Exactly. Some judges decide to take French courses. I know some who constantly listen to their radio when they commute between work and home, so as to practise their French. Training is available, but some very highly-motivated unilingual judges have become sufficiently bilingual.
Besides, I put a question on the training of judges to a chief justice whom I will not mention by name. He told me that he knew judges who had been unilingual at the outset and that can now hear trials without using interpretation. We see that more and more judges are doing this. It needs determination and effort, but the system is working.

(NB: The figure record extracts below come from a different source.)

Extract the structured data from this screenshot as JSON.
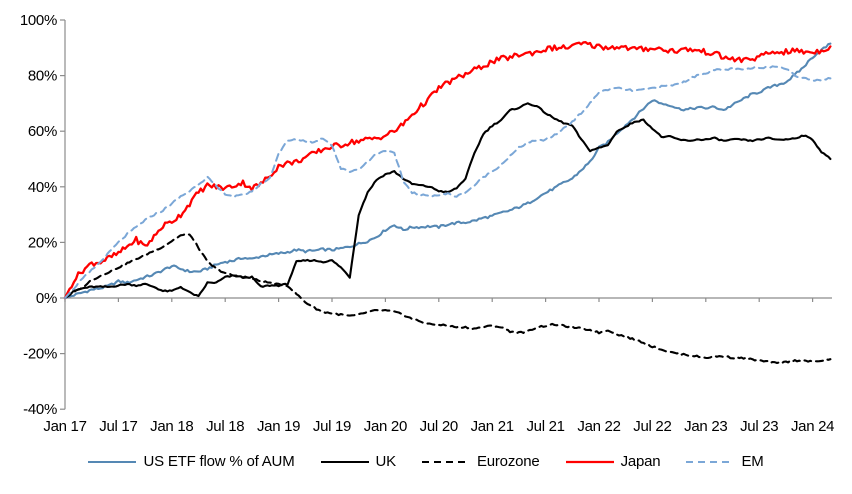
{
  "chart_data": {
    "type": "line",
    "title": "",
    "x_unit": "month",
    "x_start_label": "Jan 17",
    "x_tick_labels": [
      "Jan 17",
      "Jul 17",
      "Jan 18",
      "Jul 18",
      "Jan 19",
      "Jul 19",
      "Jan 20",
      "Jul 20",
      "Jan 21",
      "Jul 21",
      "Jan 22",
      "Jul 22",
      "Jan 23",
      "Jul 23",
      "Jan 24"
    ],
    "y_ticks": [
      100,
      80,
      60,
      40,
      20,
      0,
      -20,
      -40
    ],
    "y_tick_suffix": "%",
    "ylim": [
      -40,
      100
    ],
    "grid": false,
    "legend_position": "bottom",
    "axis_color": "#8c8c8c",
    "text_color": "#000000",
    "background_color": "#ffffff",
    "series": [
      {
        "name": "US ETF flow % of AUM",
        "color": "#5588B4",
        "dash": "solid",
        "width": 2.1,
        "jitter": 0.45,
        "values": [
          0,
          1,
          2,
          3,
          3.5,
          4.5,
          6,
          5.5,
          6.5,
          7.5,
          8.5,
          10,
          11.5,
          10.5,
          9.5,
          9.5,
          10.5,
          12,
          13,
          13.5,
          14.5,
          14,
          15,
          15.5,
          16,
          16.5,
          17.3,
          16.8,
          17,
          17.5,
          17.3,
          17.8,
          18.5,
          19.5,
          20.5,
          22,
          24.5,
          26.3,
          24.5,
          25.5,
          25.5,
          25.8,
          25.5,
          26.5,
          27,
          27.2,
          27.8,
          28.8,
          29.5,
          30.6,
          31.5,
          32.7,
          34,
          36,
          37.8,
          39.5,
          41.4,
          43,
          46,
          49,
          54,
          56,
          59.3,
          62.2,
          65,
          68.2,
          71.2,
          70,
          69.4,
          68,
          67.8,
          68.5,
          68.3,
          68.7,
          67.6,
          69.4,
          71.2,
          73,
          74.1,
          75.5,
          76.6,
          77.7,
          80.2,
          83.1,
          86.7,
          89.2,
          91.5
        ]
      },
      {
        "name": "UK",
        "color": "#000000",
        "dash": "solid",
        "width": 2.1,
        "jitter": 0.25,
        "values": [
          0,
          2.5,
          3.5,
          4,
          4,
          4,
          4.5,
          5,
          4.5,
          5,
          4,
          2.5,
          2.5,
          4,
          2,
          0.5,
          5.5,
          5.5,
          7.5,
          8,
          7.5,
          7.5,
          4,
          4.5,
          4.5,
          5,
          13,
          13.5,
          13.5,
          13,
          13.5,
          11,
          7.5,
          30,
          38,
          42.5,
          44.5,
          45.5,
          43,
          41,
          40.5,
          40,
          38.5,
          38,
          39.5,
          43,
          52,
          59,
          62,
          64,
          67.5,
          68.5,
          70,
          69,
          66.5,
          64.5,
          63,
          62,
          57,
          53,
          54,
          55,
          60,
          61.5,
          63.5,
          64,
          61,
          58,
          58,
          57,
          56.5,
          57,
          57,
          57.5,
          56.5,
          57,
          57,
          56.5,
          57,
          57.5,
          57,
          57,
          57.5,
          58.5,
          57,
          52.5,
          50
        ]
      },
      {
        "name": "Eurozone",
        "color": "#000000",
        "dash": "dashed",
        "width": 2.1,
        "jitter": 0.3,
        "values": [
          0,
          2,
          4,
          6.5,
          8,
          9.5,
          11,
          12.5,
          14,
          15.5,
          17,
          18.5,
          20.5,
          22.5,
          23,
          18,
          13,
          10.5,
          9,
          8,
          7.5,
          7,
          6,
          5.5,
          4.8,
          4.5,
          1.5,
          -1.5,
          -3.5,
          -5,
          -5.5,
          -6,
          -6.5,
          -6,
          -5,
          -4.5,
          -4.5,
          -5,
          -6,
          -7.5,
          -8.5,
          -9.5,
          -9.5,
          -10,
          -10.5,
          -10.5,
          -11,
          -10.5,
          -10,
          -10.5,
          -12,
          -12.5,
          -12,
          -10.5,
          -10,
          -9.5,
          -10,
          -10.5,
          -11,
          -11.5,
          -12.5,
          -11.5,
          -13,
          -14,
          -15,
          -16,
          -17.5,
          -18.5,
          -19.5,
          -20,
          -20.5,
          -21,
          -21.5,
          -21,
          -21,
          -21.5,
          -21.5,
          -22,
          -22.5,
          -23,
          -23.5,
          -23,
          -22.5,
          -22.5,
          -23,
          -22.5,
          -22
        ]
      },
      {
        "name": "Japan",
        "color": "#FF0000",
        "dash": "solid",
        "width": 2.3,
        "jitter": 1.0,
        "values": [
          0,
          6.5,
          10,
          12.5,
          13,
          14.5,
          16,
          18.5,
          21,
          18.5,
          22,
          26,
          27.5,
          30,
          34,
          38,
          40.5,
          40,
          39.5,
          40.5,
          41.5,
          39.5,
          41,
          44,
          47.5,
          48.5,
          49,
          50.5,
          52,
          53.5,
          54.5,
          55,
          56,
          56.5,
          57,
          57.5,
          58.5,
          60,
          62.5,
          66,
          69,
          72,
          75.5,
          77.5,
          79,
          80.5,
          82,
          83.5,
          85,
          86,
          86.5,
          87.5,
          88,
          88.5,
          89.5,
          90,
          90,
          90.5,
          91.5,
          91,
          90.5,
          90,
          90.5,
          90,
          89.5,
          89.5,
          90,
          89.5,
          89,
          89,
          89.5,
          89,
          88.5,
          88,
          86.5,
          86,
          85.5,
          86,
          86.5,
          88,
          88.5,
          88.5,
          89,
          88.5,
          88.5,
          89,
          90.5
        ]
      },
      {
        "name": "EM",
        "color": "#7BA7D7",
        "dash": "dashed",
        "width": 2.0,
        "jitter": 0.35,
        "values": [
          0,
          3.5,
          7,
          10,
          13,
          16.5,
          20,
          23,
          25.5,
          28,
          30,
          31.5,
          34,
          36.5,
          38.5,
          41,
          43.5,
          40,
          37.5,
          36.5,
          37,
          38.5,
          41,
          43,
          52,
          56.5,
          57,
          56.5,
          56,
          57.5,
          55,
          46.5,
          45.5,
          46.5,
          49,
          52,
          53,
          52,
          42,
          38,
          37,
          36.8,
          37,
          37.5,
          36.5,
          38,
          40.5,
          43.5,
          45.5,
          48,
          51,
          54,
          56,
          56.5,
          57,
          58.5,
          61,
          63.5,
          66.5,
          70,
          74,
          75,
          75.5,
          75,
          74.5,
          75,
          75.5,
          76,
          76.5,
          77,
          78.5,
          80,
          81,
          82,
          82,
          82.5,
          82,
          82.5,
          83,
          83,
          83.5,
          82.5,
          80,
          79,
          78.5,
          78.5,
          79
        ]
      }
    ]
  }
}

If we look a bit lower down in the system, toward the future... In associations of legal professionals, especially in the west of Canada, we note that there are more and more anglophone members who have learned French, who have attended immersion courses and who absolutely want to maintain their level of French. The same thing with law faculties. About two years ago, the University of Manitoba told us that it was intending to offer law courses in French because the students want to take part in contests like the Laskin Moot and because some of them who had gone to immersion courses wanted to maintain their French. Law faculties are beginning to think in these terms. This was not the case 20 or 25 years ago, but it is coming along very quickly. We can see the change.
We mentioned some cases that were heard in French by courts of appeal and by panels of judges in the west of Canada during the two or three past years. Most of these judges were anglophone, but bilingual. Twenty-five years ago, no one believed that this could be done. Things have evolved a great deal and we must now go on to the next phase.